Executive Vice President Tim Cook received a salary of just more than $600,000 and restricted stock worth $7.65 million. Senior Vice President of Retail Ron Johnson and iPod unit head Jon Rubinstein each received roughly $485,000 in salary and restricted stock worth $6.38 million. Chief Software Technology Officer Avie Tevanian received a nearly $470,000 salary and restricted stock worth $5.1 million. The value of the stock grants is as listed on March 24, when they were awarded, and the grants generally vest over four years, Apple said.
Three of the four executives also made a combined $50 million by cashing in previously awarded stock options.
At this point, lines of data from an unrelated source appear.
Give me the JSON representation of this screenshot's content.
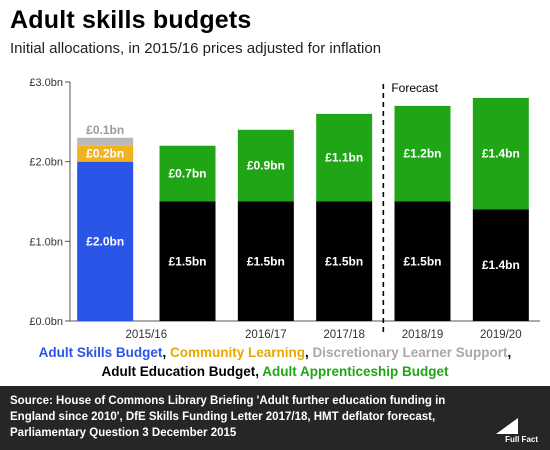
{
  "title": "Adult skills budgets",
  "subtitle": "Initial allocations, in 2015/16 prices adjusted for inflation",
  "chart_data": {
    "type": "bar",
    "stacked": true,
    "categories": [
      "2015/16",
      "2015/16",
      "2016/17",
      "2017/18",
      "2018/19",
      "2019/20"
    ],
    "forecast_label": "Forecast",
    "forecast_from_index": 4,
    "ylim": [
      0,
      3.0
    ],
    "yticks": [
      {
        "value": 0.0,
        "label": "£0.0bn"
      },
      {
        "value": 1.0,
        "label": "£1.0bn"
      },
      {
        "value": 2.0,
        "label": "£2.0bn"
      },
      {
        "value": 3.0,
        "label": "£3.0bn"
      }
    ],
    "grid": false,
    "bars": [
      {
        "segments": [
          {
            "series": "Adult Skills Budget",
            "value": 2.0,
            "label": "£2.0bn"
          },
          {
            "series": "Community Learning",
            "value": 0.2,
            "label": "£0.2bn"
          },
          {
            "series": "Discretionary Learner Support",
            "value": 0.1,
            "label": "£0.1bn"
          }
        ]
      },
      {
        "segments": [
          {
            "series": "Adult Education Budget",
            "value": 1.5,
            "label": "£1.5bn"
          },
          {
            "series": "Adult Apprenticeship Budget",
            "value": 0.7,
            "label": "£0.7bn"
          }
        ]
      },
      {
        "segments": [
          {
            "series": "Adult Education Budget",
            "value": 1.5,
            "label": "£1.5bn"
          },
          {
            "series": "Adult Apprenticeship Budget",
            "value": 0.9,
            "label": "£0.9bn"
          }
        ]
      },
      {
        "segments": [
          {
            "series": "Adult Education Budget",
            "value": 1.5,
            "label": "£1.5bn"
          },
          {
            "series": "Adult Apprenticeship Budget",
            "value": 1.1,
            "label": "£1.1bn"
          }
        ]
      },
      {
        "segments": [
          {
            "series": "Adult Education Budget",
            "value": 1.5,
            "label": "£1.5bn"
          },
          {
            "series": "Adult Apprenticeship Budget",
            "value": 1.2,
            "label": "£1.2bn"
          }
        ]
      },
      {
        "segments": [
          {
            "series": "Adult Education Budget",
            "value": 1.4,
            "label": "£1.4bn"
          },
          {
            "series": "Adult Apprenticeship Budget",
            "value": 1.4,
            "label": "£1.4bn"
          }
        ]
      }
    ],
    "series_colors": {
      "Adult Skills Budget": "#2b55e6",
      "Community Learning": "#f0b21e",
      "Discretionary Learner Support": "#b9b9b9",
      "Adult Education Budget": "#000000",
      "Adult Apprenticeship Budget": "#1fa516"
    }
  },
  "legend": {
    "line1": [
      {
        "text": "Adult Skills Budget",
        "color": "#2b55e6"
      },
      {
        "text": ", ",
        "color": "#000000"
      },
      {
        "text": "Community Learning",
        "color": "#e6a800"
      },
      {
        "text": ", ",
        "color": "#000000"
      },
      {
        "text": "Discretionary Learner Support",
        "color": "#a8a8a8"
      },
      {
        "text": ",",
        "color": "#000000"
      }
    ],
    "line2": [
      {
        "text": "Adult Education Budget",
        "color": "#000000"
      },
      {
        "text": ", ",
        "color": "#000000"
      },
      {
        "text": "Adult Apprenticeship Budget",
        "color": "#1fa516"
      }
    ]
  },
  "footer": {
    "source_label": "Source:",
    "source_text": "House of Commons Library Briefing 'Adult further education funding in England since 2010', DfE Skills Funding Letter 2017/18, HMT deflator forecast, Parliamentary Question 3 December 2015",
    "logo_text": "Full Fact",
    "logo_icon": "full-fact-logo-icon"
  }
}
Rubinstein took home $26.4 million, Cook received $14.7 million and Tevanian garnered $8.8 million.
But Apple said the company needs to do more to retain top employees and called on shareholders to approve both the bonus program and an expansion of its employee stock option program.
"The ability to grant equity awards is a necessary and powerful recruiting and retention tool for the company to obtain the quality employees it needs to move its business forward," Apple said in support of the plan.
Under the cash bonus proposal, the board's compensation committee would establish the means for determining bonuses. These could be based on a number of factors, including the company's revenue, cash holdings, income, cash flow, return on assets, return on equity, total shareholder return or individual performance objectives.
Meanwhile, a separate shareholder proposal calls on the company to focus on restricted stock that vests over several years as a means of compensating executives for long-term performance. Apple's board is opposing that proposal, which was put forth by a metal workers' pension plan.
Apple has been on a roll, thanks in large part to the success of the iPod digital music player. The company recorded record sales and earnings for the December quarter, and its stock has been on a tear. Shares have nearly quadrupled in the past year, prompting the company to declare a two-for-one stock split in February.
The company hired a consultant to examine its pay practices last year. Apple said that while base salaries and stock grants were at or above the median for similar companies, the absence of a cash bonus program left the company's executive vice president and senior vice presidents with a cash compensation program that "is not competitive."
"The infrequent grant of stock options and/or other equity awards is insufficient to make up for the less-than-competitive total cash compensation paid to executive officers," Apple said in summarizing the consultant's findings.
Shareholders will vote on the various proposals and be asked to approve the company's slate of directors at Apple's annual meeting on April 21.